Некоторым, в том числе и Борису, пришлось перестилать не менее 12 раз, пока командир отделения решился показать его койку старшине. Конечно, тот остался недоволен: нашёл какую-то еле заметную складочку, и заставил вновь перестилать.
Наконец, к ужину удалось добиться в этом деле относительного порядка, но все измучились так, как будто перепилили воз дров. Поужинав кашей, которую запили всё тем же несладким чаем, после возвращения в казарму новобранцы, наконец-то, получили небольшую возможность отдохнуть. Старшина объявил, что до вечерней поверки (до 21 часа) все свободны и могут заниматься кто чем хочет. Помкомвзвода и командиры отделений были им собраны в его комнате, а измученные бойцы собрались в «солдатском клубе» — уборной. Вдоволь накурившись там, пользуясь свободным временем, бойцы разошлись по казарме — выходить из неё было запрещено. Вместе с другими стали осматривать достопримечательности своего нового жилья и наши знакомые.
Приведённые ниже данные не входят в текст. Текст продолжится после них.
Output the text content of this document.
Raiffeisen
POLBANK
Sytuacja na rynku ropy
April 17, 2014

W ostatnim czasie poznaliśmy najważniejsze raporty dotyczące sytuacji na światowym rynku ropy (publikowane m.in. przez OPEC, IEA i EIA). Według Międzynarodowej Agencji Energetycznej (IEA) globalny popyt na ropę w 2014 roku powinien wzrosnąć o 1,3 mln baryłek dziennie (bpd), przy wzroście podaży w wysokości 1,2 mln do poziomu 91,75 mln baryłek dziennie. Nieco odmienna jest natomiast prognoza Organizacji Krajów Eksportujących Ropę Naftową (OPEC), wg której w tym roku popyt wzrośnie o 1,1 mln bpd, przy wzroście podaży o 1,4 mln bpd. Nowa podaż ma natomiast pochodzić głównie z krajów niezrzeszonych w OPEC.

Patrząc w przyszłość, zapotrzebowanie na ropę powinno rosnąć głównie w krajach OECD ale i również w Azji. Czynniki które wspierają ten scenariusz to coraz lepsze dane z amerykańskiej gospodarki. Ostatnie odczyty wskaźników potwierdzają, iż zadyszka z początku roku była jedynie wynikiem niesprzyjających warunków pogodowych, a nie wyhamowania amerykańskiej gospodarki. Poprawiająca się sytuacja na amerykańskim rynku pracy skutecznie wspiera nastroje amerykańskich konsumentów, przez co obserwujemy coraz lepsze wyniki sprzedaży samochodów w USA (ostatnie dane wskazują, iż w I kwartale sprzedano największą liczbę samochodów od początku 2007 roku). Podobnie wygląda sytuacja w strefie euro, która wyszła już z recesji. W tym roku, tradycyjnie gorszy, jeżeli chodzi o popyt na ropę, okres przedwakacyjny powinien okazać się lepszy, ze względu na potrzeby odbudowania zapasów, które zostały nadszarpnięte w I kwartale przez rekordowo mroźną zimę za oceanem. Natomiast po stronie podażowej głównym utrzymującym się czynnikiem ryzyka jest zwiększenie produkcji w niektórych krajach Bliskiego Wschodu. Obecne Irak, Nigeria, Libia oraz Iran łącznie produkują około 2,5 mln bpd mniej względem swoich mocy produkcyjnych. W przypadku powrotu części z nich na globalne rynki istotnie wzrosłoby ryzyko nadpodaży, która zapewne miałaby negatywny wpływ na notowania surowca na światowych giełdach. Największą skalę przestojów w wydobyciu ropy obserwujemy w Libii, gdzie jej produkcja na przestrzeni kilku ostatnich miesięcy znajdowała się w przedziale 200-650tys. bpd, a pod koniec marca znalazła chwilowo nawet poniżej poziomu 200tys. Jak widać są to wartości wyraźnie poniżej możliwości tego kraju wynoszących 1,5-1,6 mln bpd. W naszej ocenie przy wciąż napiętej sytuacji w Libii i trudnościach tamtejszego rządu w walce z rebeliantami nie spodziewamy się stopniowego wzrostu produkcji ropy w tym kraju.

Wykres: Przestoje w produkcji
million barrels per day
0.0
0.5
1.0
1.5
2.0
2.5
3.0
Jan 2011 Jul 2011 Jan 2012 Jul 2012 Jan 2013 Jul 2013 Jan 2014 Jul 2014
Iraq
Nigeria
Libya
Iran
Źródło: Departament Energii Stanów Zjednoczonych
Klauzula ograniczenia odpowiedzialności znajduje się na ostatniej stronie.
Между прочим, в будущем четыре друга — Алёшкин, Беляков, Колбин и Шадрин в течение всей последующей службы были постоянно вместе, тем более что при распределении они попали не только в один взвод, но трое из них и в одно отделение.
Конечно, в процессе этого осмотра, знакомясь с ленинской комнатой, библиотекой, классными комнатами и вообще всем тем, что мы постарались изобразить на прилагаемых схемах, наши друзья обменивались впечатлениями не только об увиденном, но и об испытанном в первый день своего пребывания в полку. Прежде всего, они обменялись мнениями о своём внешнем виде. Все нашли, что Колбин и Шадрин в новом обмундировании выглядят как нельзя лучше, и что по виду их нельзя отличить от старых красноармейцев, встречавшихся во дворе. Немного посмеялись над довольно нескладной фигурой Белякова, которому гимнастёрки по росту так и не удалось подобрать, и поэтому рукава той, которую ему выдали, едва закрывали руки ниже локтя. В отношении Алёшкина пришли к выводу, что хотя он не отличался такой стройностью и подтянутостью, как Колбин или Шадрин, но всё же выглядел в военной форме сносно. Невольно вспомнили совершенно нелепый вид многих из так называемых антилигентов, в особенности Яшку Штоффера, на котором форма висела как на вешалке, тонкие ноги болтались в широких голенищах сапог, а пряжка ремня всё время сползала куда-то вниз, чуть ли не на ширинку брюк.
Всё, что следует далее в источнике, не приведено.